One mainstay in Zwicker's classroom is a project in which her students venture out into the community to map a part of the city in a personal way, and then send a classmate on the same journey to see what they experienced. It's a popular exercise for students to get a feel for the city-and Zwicker says she can't help but steal away bits of knowledge.

"Everyone says they learn things from their students, but I really do," she said. "One of the things that I have when I walk out of a class on Edmonton is a deeper sense of my own citizenship in the city because of the things they show me.

"It is impossible to know everything about this place, and the stuff they tell me is often new to me. I guess it makes me happy-it is really important to me to live in a place that is diverse. My students bring back a diversity of experience that reminds me how big this city can be."

Fordham Misfeldt, a German language and literature professor from the U of A's Augustana Campus, joined the Camrose arm of the university in 1991.
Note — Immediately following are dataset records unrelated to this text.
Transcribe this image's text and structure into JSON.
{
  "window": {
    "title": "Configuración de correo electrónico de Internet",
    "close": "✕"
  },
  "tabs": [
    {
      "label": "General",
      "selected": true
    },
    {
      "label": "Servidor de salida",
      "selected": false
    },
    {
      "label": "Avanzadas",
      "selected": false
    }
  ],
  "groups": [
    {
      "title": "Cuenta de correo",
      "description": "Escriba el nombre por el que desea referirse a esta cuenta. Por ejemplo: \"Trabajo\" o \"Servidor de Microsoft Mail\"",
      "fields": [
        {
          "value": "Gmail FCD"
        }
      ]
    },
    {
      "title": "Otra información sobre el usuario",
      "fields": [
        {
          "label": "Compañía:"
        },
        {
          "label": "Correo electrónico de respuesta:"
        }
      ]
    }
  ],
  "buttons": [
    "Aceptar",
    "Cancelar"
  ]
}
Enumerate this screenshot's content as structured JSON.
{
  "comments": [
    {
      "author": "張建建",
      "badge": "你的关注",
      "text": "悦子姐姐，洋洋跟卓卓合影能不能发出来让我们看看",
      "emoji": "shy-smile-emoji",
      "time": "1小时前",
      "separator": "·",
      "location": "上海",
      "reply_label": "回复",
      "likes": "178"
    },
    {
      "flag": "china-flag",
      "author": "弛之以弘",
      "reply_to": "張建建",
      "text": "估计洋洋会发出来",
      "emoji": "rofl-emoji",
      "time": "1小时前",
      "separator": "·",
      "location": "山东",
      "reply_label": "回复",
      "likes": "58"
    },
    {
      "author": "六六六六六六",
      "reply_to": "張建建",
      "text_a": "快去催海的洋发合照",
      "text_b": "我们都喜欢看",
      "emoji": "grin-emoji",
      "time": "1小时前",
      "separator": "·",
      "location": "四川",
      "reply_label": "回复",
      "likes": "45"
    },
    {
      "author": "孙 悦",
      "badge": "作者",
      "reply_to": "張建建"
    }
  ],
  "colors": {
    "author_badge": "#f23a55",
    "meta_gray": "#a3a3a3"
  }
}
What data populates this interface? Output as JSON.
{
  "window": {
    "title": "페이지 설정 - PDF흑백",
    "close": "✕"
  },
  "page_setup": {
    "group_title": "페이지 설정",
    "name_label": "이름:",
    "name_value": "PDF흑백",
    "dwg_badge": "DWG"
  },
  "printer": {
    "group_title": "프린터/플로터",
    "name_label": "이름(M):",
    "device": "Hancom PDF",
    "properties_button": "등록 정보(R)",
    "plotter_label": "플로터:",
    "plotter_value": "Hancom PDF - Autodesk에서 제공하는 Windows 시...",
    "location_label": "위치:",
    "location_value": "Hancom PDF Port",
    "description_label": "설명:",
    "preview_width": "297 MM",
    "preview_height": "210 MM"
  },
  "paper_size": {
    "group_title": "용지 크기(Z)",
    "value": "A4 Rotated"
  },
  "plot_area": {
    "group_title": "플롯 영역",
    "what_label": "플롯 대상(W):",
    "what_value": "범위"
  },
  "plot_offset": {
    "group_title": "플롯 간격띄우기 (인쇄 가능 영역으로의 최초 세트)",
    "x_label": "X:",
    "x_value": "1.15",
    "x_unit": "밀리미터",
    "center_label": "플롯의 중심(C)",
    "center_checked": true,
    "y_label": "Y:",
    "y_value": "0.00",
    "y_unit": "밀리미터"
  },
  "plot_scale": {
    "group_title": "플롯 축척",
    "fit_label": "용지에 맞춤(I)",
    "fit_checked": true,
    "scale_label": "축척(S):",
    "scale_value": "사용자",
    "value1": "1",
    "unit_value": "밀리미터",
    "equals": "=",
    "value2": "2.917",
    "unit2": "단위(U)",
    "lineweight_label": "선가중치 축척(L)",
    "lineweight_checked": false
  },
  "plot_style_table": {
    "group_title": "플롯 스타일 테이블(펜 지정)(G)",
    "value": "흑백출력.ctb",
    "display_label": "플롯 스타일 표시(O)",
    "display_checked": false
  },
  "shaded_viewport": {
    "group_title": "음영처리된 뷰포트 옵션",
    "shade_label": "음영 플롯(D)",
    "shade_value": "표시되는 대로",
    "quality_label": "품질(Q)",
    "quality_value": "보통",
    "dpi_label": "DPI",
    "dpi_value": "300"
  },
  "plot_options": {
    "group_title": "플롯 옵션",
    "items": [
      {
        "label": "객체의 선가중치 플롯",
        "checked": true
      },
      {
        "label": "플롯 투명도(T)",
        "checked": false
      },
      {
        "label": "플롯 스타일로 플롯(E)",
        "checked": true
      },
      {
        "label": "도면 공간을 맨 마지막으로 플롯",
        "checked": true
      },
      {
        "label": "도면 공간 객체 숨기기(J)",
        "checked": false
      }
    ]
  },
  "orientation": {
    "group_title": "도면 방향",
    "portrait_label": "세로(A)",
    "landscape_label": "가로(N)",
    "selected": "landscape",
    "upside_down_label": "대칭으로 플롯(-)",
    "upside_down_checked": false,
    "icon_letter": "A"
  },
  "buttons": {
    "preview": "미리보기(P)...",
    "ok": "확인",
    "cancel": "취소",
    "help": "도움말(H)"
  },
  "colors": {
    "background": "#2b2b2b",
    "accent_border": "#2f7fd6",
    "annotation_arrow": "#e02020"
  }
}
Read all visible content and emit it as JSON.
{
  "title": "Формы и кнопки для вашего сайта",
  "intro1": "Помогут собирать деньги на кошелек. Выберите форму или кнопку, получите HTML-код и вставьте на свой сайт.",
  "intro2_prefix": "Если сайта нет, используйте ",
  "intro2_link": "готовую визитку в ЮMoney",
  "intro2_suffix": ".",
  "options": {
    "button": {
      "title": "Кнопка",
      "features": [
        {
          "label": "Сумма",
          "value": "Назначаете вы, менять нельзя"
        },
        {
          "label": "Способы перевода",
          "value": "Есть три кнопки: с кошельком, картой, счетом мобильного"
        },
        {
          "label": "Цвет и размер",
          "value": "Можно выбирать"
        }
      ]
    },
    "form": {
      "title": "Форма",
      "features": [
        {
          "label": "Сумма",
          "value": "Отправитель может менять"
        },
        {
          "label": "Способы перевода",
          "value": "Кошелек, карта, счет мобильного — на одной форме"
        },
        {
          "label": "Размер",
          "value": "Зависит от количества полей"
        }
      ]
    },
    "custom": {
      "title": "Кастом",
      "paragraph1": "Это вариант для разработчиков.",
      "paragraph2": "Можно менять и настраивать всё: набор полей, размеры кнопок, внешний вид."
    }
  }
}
No stranger to teaching awards, Fordham Misfeldt won the Augustana Distinguished Teaching Award in 2000.

"Teaching students to learn is about more than just grammar," said Fordham Misfeldt. "Hearing students' voice and getting them to talk is important. Too often the teacher is the one talking all the time; students learn more if you give them the chance to talk. My classroom is student-centred-students are speaking as much of the time as possible with each other, talking about what they're learning. This empowers students to learn in ways that they need to learn."

Through the Augustana campus's Human Library, she has used her personal experiences as a survivor of childhood sexual abuse to give voice to students and others in the community who need to tell their story. She also volunteers at women's shelters, and gives presentations to people of both sexes about sexual violence in the community.

"Students and anyone from the community can come to the Human Library and take me out as they would normally take out a book. My book is on humans and gender, healing from childhood sexual abuse. It's putting the human context to learning."

Fordham Misfeldt is also the director of the Canadian Summer School in Germany, a program that sees her take 60 students from across Canada and immerse them in the German culture.

"Teaching language is so much more than vocabulary and grammar. It opens doors for students to new ideas, cultures, literatures and ways of thinking."

Created in 1986, the 3M Teaching Fellowships are considered Canada's highest award for excellence in undergraduate university teaching.